溜息を吐く。しかし、トルガニスは何故私を狙うのだろう。確かに指名手配を行う事で、他国が勇者一行が訪れた町と言った売り出し方を封じるという事は解る。けれどそれなら、そんな多額の懸賞金は必要無い。指名手配であるという事実だけで十分なはずだ。
それにリスクだってある。少なくともカルイザム、モッフモフゥ、レンドゥッカは良い顔をしない。それに、下手をすれば訪れていない国だったとしても、異常とも言えるこの金額に思う所はあるだろう。そうまでして邪魔をする理由はなんだ?
「…………、いずれ分かるか」
実際に兵と対峙した時直接聞けば良い。そんな機会があるかは分からないけれど。
王城の前まで来ると右の道に逸れて、図書館を目指す。あとは真っ直ぐ行けば着く。ヒトを避けながら歩くというのも疲れる物だし案外時間が掛かる。これだと路地裏を抜けた方が近かったかもしれない。つい、いつもの癖でストローに出ればとりあえず何とかなるという思考になっていた。改めた方が良いかもしれない。……いや、もう訪れる事は無い、か。
狩人の服の術式を解いて扉を開く。
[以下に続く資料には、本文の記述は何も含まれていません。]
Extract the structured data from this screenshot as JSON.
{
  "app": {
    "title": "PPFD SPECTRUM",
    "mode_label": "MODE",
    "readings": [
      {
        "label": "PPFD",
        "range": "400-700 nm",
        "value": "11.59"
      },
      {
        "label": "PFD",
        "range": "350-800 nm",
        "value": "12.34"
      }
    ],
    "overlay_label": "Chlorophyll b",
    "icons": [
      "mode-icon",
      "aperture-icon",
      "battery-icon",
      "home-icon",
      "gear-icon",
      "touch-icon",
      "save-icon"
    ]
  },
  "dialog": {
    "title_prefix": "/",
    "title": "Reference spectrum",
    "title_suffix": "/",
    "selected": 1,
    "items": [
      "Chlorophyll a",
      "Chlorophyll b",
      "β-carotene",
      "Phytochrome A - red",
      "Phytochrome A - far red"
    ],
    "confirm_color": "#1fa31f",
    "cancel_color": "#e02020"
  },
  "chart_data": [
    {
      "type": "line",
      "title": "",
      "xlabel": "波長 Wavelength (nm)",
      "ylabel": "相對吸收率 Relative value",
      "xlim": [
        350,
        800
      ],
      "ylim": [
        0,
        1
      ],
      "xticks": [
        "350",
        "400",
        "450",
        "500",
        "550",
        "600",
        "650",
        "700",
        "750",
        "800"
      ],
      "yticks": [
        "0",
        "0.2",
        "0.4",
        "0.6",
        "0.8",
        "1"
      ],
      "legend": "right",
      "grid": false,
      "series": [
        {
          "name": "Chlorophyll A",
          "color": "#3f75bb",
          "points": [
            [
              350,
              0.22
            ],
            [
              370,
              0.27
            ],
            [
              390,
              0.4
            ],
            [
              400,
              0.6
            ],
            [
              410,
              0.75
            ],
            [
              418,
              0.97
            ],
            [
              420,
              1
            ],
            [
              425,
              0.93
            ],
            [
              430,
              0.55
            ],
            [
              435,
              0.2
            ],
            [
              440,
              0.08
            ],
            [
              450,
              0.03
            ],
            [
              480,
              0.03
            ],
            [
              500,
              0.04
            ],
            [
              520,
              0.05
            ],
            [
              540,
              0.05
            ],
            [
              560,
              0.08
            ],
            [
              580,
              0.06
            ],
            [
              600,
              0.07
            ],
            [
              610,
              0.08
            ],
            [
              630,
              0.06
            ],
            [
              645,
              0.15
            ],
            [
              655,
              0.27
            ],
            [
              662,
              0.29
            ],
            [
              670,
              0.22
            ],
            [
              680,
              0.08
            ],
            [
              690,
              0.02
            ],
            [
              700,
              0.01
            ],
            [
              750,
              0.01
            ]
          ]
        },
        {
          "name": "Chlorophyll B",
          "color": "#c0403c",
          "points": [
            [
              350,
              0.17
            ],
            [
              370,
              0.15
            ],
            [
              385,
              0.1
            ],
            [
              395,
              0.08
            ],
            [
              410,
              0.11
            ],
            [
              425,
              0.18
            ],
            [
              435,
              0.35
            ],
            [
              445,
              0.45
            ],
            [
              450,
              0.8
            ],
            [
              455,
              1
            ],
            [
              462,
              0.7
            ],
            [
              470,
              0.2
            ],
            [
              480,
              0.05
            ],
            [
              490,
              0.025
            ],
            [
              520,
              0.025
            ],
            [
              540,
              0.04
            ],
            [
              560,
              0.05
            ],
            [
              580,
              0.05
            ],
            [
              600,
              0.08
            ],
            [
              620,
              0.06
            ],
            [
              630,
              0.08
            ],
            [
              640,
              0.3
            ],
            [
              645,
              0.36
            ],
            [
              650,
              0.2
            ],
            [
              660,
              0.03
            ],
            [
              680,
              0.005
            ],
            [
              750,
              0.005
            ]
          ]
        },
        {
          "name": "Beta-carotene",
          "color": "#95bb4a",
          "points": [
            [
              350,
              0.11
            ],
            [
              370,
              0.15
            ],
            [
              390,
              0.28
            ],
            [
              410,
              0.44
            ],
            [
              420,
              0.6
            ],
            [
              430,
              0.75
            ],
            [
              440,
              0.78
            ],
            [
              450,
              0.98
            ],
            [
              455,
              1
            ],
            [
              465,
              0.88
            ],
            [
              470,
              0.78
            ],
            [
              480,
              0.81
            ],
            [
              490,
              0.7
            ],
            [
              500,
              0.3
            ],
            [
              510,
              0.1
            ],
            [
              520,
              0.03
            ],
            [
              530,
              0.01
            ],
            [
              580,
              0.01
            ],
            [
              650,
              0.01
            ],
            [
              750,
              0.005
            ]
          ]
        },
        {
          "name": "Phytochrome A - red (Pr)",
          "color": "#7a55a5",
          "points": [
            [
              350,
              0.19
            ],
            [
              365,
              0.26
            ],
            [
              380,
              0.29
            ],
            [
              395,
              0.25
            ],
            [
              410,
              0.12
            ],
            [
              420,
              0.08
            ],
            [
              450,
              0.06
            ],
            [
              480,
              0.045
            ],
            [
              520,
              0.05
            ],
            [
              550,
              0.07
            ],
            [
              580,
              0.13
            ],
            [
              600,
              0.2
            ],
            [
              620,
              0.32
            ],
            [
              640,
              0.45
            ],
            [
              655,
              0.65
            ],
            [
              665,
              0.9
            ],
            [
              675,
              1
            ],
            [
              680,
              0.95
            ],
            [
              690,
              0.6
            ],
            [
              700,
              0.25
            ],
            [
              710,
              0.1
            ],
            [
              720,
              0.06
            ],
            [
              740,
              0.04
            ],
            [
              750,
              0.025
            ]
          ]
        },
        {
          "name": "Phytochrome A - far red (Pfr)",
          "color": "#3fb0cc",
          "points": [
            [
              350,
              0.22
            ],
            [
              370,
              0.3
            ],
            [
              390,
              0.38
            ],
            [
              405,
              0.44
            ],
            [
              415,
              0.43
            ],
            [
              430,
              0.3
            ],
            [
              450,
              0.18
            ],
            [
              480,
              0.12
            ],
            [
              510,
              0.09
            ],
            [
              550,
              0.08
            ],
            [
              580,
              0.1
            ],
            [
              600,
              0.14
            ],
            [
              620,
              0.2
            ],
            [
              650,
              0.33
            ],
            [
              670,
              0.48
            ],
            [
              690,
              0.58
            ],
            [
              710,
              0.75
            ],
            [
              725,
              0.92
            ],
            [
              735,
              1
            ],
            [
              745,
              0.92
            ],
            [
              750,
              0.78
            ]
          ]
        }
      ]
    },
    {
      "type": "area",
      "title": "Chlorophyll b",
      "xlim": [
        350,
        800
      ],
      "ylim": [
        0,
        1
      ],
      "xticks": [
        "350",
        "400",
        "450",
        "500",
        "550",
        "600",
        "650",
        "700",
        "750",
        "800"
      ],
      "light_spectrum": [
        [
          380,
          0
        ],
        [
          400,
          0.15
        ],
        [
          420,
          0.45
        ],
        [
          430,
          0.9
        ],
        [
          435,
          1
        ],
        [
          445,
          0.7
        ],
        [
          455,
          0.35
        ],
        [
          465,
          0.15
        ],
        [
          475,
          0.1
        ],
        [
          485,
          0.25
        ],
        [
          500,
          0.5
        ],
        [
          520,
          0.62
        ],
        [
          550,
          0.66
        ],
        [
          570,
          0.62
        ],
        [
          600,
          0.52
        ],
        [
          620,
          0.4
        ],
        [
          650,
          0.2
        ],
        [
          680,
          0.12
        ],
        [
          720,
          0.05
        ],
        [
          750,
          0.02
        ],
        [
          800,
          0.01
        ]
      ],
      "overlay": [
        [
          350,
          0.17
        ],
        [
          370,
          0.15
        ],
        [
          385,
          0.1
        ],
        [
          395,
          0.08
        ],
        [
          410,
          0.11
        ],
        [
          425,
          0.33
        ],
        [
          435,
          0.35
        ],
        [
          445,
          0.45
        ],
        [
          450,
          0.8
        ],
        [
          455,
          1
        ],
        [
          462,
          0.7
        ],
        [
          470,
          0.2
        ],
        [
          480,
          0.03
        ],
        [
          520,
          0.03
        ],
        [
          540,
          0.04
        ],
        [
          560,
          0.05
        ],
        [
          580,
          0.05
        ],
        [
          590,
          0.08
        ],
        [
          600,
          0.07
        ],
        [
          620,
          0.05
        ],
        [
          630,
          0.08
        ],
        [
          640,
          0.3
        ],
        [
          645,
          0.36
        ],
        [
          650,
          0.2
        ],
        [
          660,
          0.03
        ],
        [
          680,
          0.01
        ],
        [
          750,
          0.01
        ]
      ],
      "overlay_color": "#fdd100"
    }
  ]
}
流石に認識されないとは言え、勝手に扉が開くと不自然だ。余計怪しまれる。幸い、冒険者も利用する事のあるこの図書館であれば、頓智な恰好をしていても、怪しい恰好をしていても、まぁそういう装備か、と勝手に納得してくれる。あとはここで文献を探せばいい。とは言え、私が求めている本は表には無いだろうし、向かうべきは禁書庫。どうやって侵入するかは、まあこんな便利な物着てるんだし、大いに活躍していただこう。
魔法で持ち上げられた棚に大量の本が並べられているこの図書館ならば、多少の魔法行使を気取られることも無いだろう。狩人の服の術式を起動するくらいならば滞りは無い。
私が欲しい物はこの浮いた棚に並べられた本の中ではなく地下に続く禁書庫にある。結界による防壁が築かれているけれど、結界が変わっていないのなら、私はすり抜けられる。鎖で硬く閉じられた扉も、魔力を流し込んで型を取ればなんとか。
これが終わればすぐにあの子の元に戻ろう。